Tuesday, March 17, 2009

Visiting with Gma in Blanding & Lissy's birthday

This weekend we headed to Blanding to visit with Grandma and Grandpa Fisher. My camera is broken so I unfortunately have no pictures.

It was also Lissy's 5th birthday. I bought a cake at the local grocery store there for her birthday, and Kulani bought her some simple presents from us. I love that a kite and coloring book and crayons is as special to a 5-year-old as a new car would be to a teenager. She told me it was her best birthday ever. Last year for her birthday we spent $100 taking the kids to Princesses on Ice. It was a good reminder that sometimes the simplest birthdays are truly the best.

Grandma Fisher isn't doing great. She mostly sat on the couch the whole time we were there. The girls amazingly played so well with all of her old toys that were collected for the older grandkids, but thankfully still linger for my kids.
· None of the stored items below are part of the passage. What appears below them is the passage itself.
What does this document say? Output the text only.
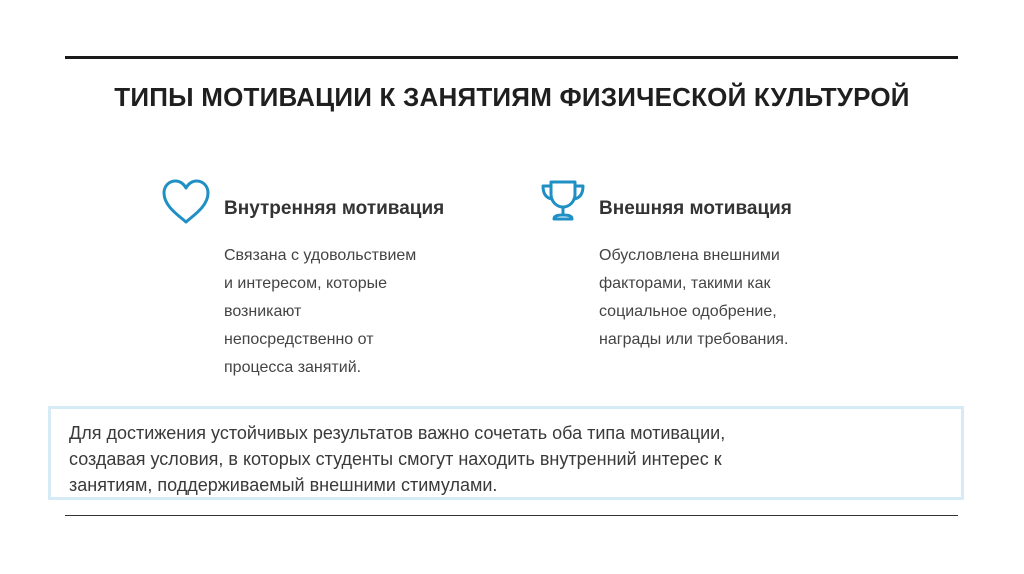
ТИПЫ МОТИВАЦИИ К ЗАНЯТИЯМ ФИЗИЧЕСКОЙ КУЛЬТУРОЙ
Внутренняя мотивация
Связана с удовольствием
и интересом, которые
возникают
непосредственно от
процесса занятий.
Внешняя мотивация
Обусловлена внешними
факторами, такими как
социальное одобрение,
награды или требования.
Для достижения устойчивых результатов важно сочетать оба типа мотивации,
создавая условия, в которых студенты смогут находить внутренний интерес к
занятиям, поддерживаемый внешними стимулами.
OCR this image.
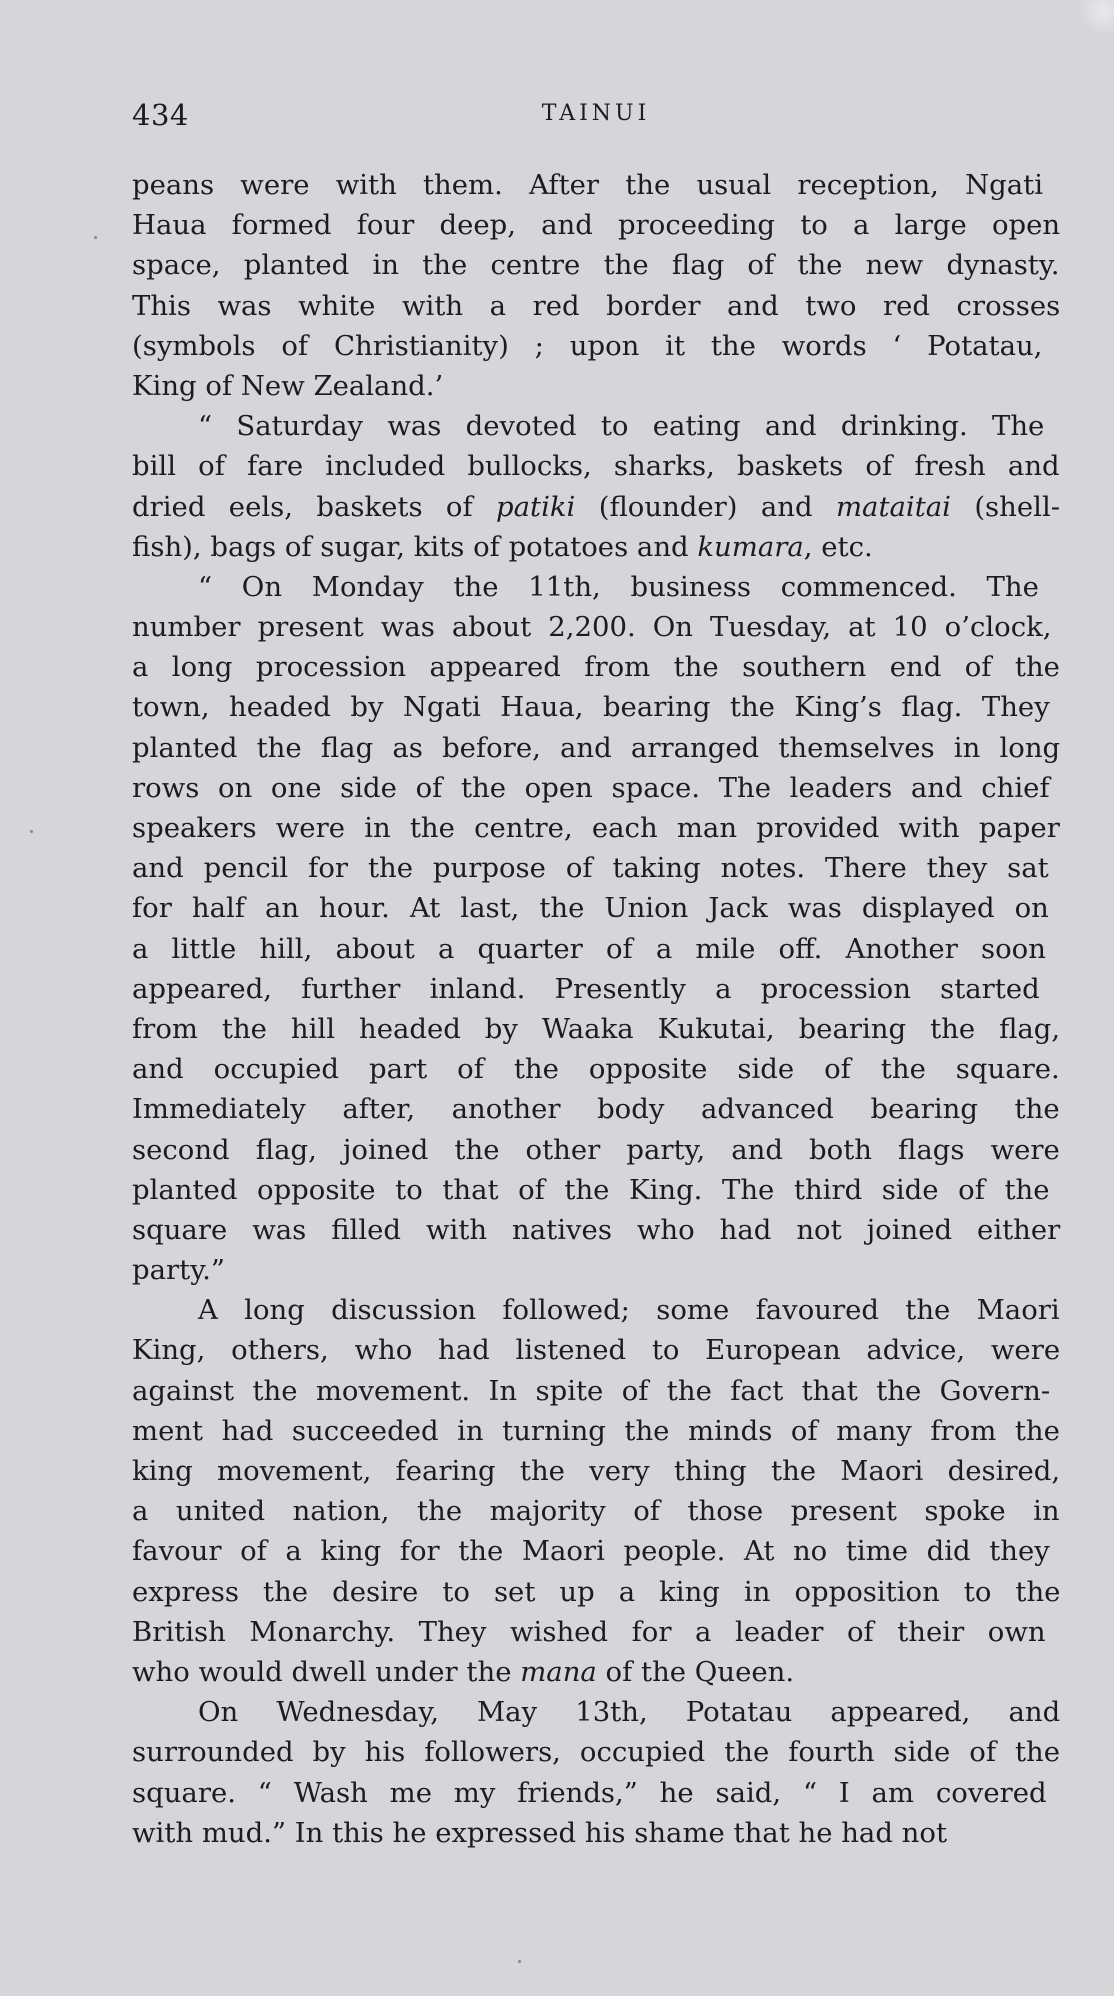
434	TAINUI

peans were with them. After the usual reception, Ngati
Haua formed four deep, and proceeding to a large open
space, planted in the centre the flag of the new dynasty.
This was white with a red border and two red crosses
(symbols of Christianity) ; upon it the words ‘ Potatau,
King of New Zealand.’

“ Saturday was devoted to eating and drinking. The
bill of fare included bullocks, sharks, baskets of fresh and
dried eels, baskets of patiki (flounder) and mataitai (shell-
fish), bags of sugar, kits of potatoes and kumara, etc.

“ On Monday the 11th, business commenced. The
number present was about 2,200. On Tuesday, at 10 o’clock,
a long procession appeared from the southern end of the
town, headed by Ngati Haua, bearing the King’s flag. They
planted the flag as before, and arranged themselves in long
rows on one side of the open space. The leaders and chief
speakers were in the centre, each man provided with paper
and pencil for the purpose of taking notes. There they sat
for half an hour. At last, the Union Jack was displayed on
a little hill, about a quarter of a mile off. Another soon
appeared, further inland. Presently a procession started
from the hill headed by Waaka Kukutai, bearing the flag,
and occupied part of the opposite side of the square.
Immediately after, another body advanced bearing the
second flag, joined the other party, and both flags were
planted opposite to that of the King. The third side of the
square was filled with natives who had not joined either
party.”

A long discussion followed; some favoured the Maori
King, others, who had listened to European advice, were
against the movement. In spite of the fact that the Govern-
ment had succeeded in turning the minds of many from the
king movement, fearing the very thing the Maori desired,
a united nation, the majority of those present spoke in
favour of a king for the Maori people. At no time did they
express the desire to set up a king in opposition to the
British Monarchy. They wished for a leader of their own
who would dwell under the mana of the Queen.

On Wednesday, May 13th, Potatau appeared, and
surrounded by his followers, occupied the fourth side of the
square. “ Wash me my friends,” he said, “ I am covered
with mud.” In this he expressed his shame that he had not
We played Huskerdu and Candyland. I got to take a nice nap with Nohea. Despite no TV being on, the girls behaved so well and played well with each other. Kulani said he thinks the girls must have some inner behavior modifier, and they must instinctively know when good manners are required. They seem to understand old people, as they are also very well behaved when we visit Grandma McEuen at the care center.

While we were there, I was looking through some old scrapbooks Grandma had compiled. She'd kept some letters her husband had written to his mother when he was first married and living in Salt Lake City, and his mom was in Hawaii. One letter had me cracking up. Grandpa Fisher wrote to his mom about his success on the neighborhood baseball team. He wrote about the intricacies of being the catcher and hitting the ball left handed. The majority of the letter was about his baseball glory. And then in the last paragraph, he mentions that his wife is pregnant. A woman would lead a letter with news like that.

Grandma's memory is getting pretty bad. She asked me at least a dozen times whose birthday it was. She's remembering things not as they happened but how she thought they happened. She thinks she was in some type of coma for two weeks this summer, but that never happened.

When we left, Grandpa, who usually isn't super forthcoming with praise, was effusive with his gratitude for visiting. He said Grandma usually just stays in her room all day. It was a relief for him to see his wife interacting with people and getting some type of activity.